- September 13, 2017
- Posted by: Dave Kurlan
- Category: Understanding the Sales Force
In the summer of 2017, under the cover of a solar eclipse, Objective Management Group (OMG) added and began testing for Altruistic Motivation as one of 3 types of Sales Motivation. Sales Motivation is one of the 21 Sales Core Competencies OMG measures. Prior to 2017, OMG had been measuring only Extrinsic and Intrinsic Motivation in its Sales Force Evaluations and Sales Candidate Assessments.
I reviewed the data and in the table below you’ll see that extrinsic motivation is most prevalent in the top group of salespeople while altruistic motivation is most prevalent in the lowest group of salespeople. You’ll also see the correlation between overall sales motivation and performance.
With motivation data correlating so perfectly with Sales Percentile, the most important question to ask is, what does it mean?
Recently there have been several articles that suggest we should eliminate commission salespeople and begin paying everyone a salary. That would REALLY appeal to the bottom 10% with 73% of them being either intrinsic or altruistic. The majority of the bottom 10%, especially the 35% who are altruistically motivated, should be in customer service. Customer service doesn’t pay as well but that is the role in which they could become top performers by being of service to others.

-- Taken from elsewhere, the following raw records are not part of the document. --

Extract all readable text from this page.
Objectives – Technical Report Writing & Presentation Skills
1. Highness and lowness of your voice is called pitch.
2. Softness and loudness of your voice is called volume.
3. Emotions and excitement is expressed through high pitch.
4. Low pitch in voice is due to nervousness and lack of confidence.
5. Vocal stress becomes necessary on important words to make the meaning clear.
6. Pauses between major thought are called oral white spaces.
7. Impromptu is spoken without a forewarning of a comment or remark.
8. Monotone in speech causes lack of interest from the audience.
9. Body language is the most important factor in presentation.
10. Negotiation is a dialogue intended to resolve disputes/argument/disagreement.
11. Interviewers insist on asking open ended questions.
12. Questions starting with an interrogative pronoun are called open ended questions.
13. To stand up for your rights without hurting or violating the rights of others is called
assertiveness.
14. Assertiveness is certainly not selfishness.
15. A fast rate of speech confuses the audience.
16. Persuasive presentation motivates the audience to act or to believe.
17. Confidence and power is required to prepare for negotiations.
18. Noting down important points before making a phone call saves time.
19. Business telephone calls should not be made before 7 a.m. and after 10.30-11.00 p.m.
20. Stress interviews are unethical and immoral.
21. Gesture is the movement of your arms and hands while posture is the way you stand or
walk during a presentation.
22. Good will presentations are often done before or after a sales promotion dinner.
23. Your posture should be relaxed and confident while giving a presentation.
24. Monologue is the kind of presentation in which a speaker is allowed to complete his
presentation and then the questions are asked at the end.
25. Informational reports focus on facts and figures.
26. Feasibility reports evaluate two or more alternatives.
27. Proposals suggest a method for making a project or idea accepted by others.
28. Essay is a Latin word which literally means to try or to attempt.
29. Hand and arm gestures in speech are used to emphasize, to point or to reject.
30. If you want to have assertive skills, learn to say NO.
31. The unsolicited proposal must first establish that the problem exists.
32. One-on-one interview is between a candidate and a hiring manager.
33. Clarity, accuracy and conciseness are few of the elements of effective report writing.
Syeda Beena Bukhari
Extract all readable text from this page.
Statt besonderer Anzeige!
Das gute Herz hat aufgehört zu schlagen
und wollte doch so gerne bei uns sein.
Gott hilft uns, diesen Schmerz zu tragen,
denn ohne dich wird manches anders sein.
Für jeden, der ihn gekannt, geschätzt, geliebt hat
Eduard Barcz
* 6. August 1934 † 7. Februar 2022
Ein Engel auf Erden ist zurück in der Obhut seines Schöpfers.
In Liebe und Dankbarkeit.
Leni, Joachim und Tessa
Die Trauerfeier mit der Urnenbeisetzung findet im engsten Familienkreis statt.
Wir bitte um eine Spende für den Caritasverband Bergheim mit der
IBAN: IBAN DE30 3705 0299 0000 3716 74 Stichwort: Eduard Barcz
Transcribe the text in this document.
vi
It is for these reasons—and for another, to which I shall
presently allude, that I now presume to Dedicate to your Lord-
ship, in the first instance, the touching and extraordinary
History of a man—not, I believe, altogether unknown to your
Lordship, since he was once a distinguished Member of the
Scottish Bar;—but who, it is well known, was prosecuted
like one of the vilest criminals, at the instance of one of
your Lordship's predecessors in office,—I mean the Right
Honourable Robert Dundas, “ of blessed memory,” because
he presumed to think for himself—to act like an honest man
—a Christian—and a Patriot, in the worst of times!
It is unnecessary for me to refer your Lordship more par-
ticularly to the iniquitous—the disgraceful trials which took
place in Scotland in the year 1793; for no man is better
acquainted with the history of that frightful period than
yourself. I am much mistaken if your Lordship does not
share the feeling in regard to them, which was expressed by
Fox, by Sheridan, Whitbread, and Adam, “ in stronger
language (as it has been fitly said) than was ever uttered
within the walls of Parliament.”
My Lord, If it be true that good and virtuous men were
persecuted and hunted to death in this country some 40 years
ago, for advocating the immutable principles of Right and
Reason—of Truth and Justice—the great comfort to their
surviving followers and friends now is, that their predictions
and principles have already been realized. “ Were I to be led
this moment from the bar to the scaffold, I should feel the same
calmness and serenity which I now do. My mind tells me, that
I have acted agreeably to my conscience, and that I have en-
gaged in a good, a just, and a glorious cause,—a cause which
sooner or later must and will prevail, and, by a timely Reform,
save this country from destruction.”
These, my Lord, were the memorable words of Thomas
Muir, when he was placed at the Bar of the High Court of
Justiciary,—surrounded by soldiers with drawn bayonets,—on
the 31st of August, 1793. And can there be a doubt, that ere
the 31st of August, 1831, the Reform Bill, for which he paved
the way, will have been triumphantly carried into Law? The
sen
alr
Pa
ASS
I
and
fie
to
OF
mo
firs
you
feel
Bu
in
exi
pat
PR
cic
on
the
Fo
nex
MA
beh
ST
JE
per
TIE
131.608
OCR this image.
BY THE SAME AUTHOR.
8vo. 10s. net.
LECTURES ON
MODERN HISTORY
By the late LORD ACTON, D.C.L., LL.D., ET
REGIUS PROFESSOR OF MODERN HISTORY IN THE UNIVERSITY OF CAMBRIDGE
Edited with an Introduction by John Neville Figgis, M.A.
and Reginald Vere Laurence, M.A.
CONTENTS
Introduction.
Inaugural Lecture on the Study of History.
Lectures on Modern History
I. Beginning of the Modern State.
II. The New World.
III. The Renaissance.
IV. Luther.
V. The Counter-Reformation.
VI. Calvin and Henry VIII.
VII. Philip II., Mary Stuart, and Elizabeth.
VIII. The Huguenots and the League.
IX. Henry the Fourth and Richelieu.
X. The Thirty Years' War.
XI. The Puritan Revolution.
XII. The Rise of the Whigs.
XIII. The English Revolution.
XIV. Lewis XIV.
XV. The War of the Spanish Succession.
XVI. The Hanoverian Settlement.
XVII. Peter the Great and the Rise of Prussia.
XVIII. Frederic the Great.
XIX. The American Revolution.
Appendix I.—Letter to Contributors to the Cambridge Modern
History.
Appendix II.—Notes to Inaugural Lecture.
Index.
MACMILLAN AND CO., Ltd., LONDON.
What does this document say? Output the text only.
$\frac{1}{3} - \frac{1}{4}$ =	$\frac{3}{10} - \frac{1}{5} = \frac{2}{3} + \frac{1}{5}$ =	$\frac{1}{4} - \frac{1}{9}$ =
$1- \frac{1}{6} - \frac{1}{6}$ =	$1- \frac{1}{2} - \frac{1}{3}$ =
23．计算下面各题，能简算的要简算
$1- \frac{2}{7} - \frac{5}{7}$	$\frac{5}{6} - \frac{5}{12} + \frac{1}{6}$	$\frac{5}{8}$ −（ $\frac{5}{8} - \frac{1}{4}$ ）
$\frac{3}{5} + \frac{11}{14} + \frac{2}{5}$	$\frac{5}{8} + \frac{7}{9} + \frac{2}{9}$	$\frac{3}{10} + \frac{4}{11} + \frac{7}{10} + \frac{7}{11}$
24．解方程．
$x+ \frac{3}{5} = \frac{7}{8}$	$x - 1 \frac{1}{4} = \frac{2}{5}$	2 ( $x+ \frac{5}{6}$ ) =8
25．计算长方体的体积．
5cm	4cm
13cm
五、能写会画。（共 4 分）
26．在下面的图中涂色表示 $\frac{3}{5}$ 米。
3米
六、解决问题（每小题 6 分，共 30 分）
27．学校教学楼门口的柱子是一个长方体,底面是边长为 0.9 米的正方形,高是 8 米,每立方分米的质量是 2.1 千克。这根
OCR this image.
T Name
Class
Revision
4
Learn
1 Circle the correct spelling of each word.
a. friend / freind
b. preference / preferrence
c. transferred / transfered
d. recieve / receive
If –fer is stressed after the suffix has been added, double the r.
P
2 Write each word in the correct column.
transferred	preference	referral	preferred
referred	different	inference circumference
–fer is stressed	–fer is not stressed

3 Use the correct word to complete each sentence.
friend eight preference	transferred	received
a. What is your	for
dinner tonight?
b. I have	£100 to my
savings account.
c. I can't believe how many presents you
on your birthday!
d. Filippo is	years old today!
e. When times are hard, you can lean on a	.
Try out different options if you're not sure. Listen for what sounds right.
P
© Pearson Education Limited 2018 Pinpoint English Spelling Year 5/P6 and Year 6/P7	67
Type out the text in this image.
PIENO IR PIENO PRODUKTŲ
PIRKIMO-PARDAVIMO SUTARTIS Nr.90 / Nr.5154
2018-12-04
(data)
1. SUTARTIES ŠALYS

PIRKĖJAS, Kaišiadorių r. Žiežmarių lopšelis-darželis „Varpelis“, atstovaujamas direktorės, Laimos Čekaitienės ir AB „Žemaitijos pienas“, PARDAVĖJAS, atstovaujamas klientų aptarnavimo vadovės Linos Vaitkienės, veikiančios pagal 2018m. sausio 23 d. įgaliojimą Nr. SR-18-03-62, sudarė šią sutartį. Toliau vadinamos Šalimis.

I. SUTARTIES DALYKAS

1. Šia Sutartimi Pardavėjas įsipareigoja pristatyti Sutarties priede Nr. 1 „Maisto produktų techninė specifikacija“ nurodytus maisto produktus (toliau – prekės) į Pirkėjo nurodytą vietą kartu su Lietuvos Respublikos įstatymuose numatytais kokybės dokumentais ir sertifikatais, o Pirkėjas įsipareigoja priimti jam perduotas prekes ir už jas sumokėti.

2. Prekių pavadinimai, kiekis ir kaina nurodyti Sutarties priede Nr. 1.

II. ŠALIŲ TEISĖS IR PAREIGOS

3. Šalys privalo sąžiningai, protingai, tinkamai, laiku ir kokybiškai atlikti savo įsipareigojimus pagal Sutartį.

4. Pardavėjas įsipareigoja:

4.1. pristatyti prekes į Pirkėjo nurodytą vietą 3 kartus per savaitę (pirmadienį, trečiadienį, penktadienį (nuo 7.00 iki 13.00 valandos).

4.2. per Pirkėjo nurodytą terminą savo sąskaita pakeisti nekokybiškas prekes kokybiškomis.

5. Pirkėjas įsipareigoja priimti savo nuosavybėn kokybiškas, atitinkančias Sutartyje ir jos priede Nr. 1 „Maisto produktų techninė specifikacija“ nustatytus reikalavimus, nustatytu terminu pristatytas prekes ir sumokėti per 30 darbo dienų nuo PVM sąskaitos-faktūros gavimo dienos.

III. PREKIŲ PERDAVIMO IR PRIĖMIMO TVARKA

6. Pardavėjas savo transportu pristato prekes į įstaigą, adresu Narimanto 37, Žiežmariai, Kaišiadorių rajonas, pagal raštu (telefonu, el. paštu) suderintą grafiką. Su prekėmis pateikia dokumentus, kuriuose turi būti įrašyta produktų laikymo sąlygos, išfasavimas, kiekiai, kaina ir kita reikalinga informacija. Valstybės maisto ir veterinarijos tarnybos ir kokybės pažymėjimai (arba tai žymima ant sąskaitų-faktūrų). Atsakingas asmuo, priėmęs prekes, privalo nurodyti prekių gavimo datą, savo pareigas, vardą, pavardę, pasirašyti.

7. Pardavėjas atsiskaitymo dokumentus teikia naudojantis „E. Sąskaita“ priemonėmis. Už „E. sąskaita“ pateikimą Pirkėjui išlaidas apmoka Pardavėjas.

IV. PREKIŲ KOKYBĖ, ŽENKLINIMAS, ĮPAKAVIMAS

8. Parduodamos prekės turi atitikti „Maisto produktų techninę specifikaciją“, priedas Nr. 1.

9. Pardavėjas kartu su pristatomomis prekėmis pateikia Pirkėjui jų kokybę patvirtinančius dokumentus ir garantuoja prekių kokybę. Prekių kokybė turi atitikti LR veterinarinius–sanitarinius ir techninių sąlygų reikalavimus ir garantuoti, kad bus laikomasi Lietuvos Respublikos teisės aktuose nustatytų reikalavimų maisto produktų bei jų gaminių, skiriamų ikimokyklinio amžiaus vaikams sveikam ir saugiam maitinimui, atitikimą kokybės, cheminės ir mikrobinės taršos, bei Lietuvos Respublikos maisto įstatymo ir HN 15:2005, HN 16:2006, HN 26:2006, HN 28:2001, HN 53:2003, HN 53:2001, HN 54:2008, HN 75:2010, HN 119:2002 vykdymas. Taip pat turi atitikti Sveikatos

What do you suppose would happen to the performance of the top 23% if faced with being paid the exact same amount as under performing colleagues? Say goodbye to their quota crashing performance!
Looking forward, our biggest challenge is that most millennials tend to be intrinsically motivated. Read this terrific article and look at the data comparing millennials to top salespeople. While overall motivation is nearly identical in all four groups, millennials have an average Sales Percentile of just 52, placing most of them in the category of weak salespeople where the overwhelming majority are intrinsically motivated. It’s not a stretch to draw the conclusion that the majority of salespeople in the weak category could be millennials.
The best way to incentivize salespeople will continue to be an ongoing topic of discussion. Those who think that a prospect’s interests are best served when salespeople are not on commission are misguided. The reality is that the top two groups of salespeople don’t act in a way that makes prospects feel like they are being sold something. People buy from them because they build relationships, are consultative, listen and ask great questions, and understand the problems that need to be solved. Weaker salespeople are transactional, rely on presentations and demos, and appear to be more interested in making a sale than solving a problem. Most of the experts who weigh in on this matter have it backwards. Like all of the inbound writers who several years ago predicted that sales was dead and inbound was king, this idea is nothing more than fake news.
Salespeople who are intrinsically motivated would prefer to be compensated with a salary and perhaps a bonus for performance while extrinsically motivated salespeople would prefer the plan that offered the sky as the limit.
The biggest change for companies is the need to understand how to motivate intrinsics. Traditional sales motivators like commissions, competition, contests, and awards do not motivate intrinsics. They want to be part of something bigger than themselves, would like to change the world, want to achieve mastery, sell because they love it, and do it for personal satisfaction. How can you motivate them and more specifically, how can you motivate them to become better as a group than their current state of weak?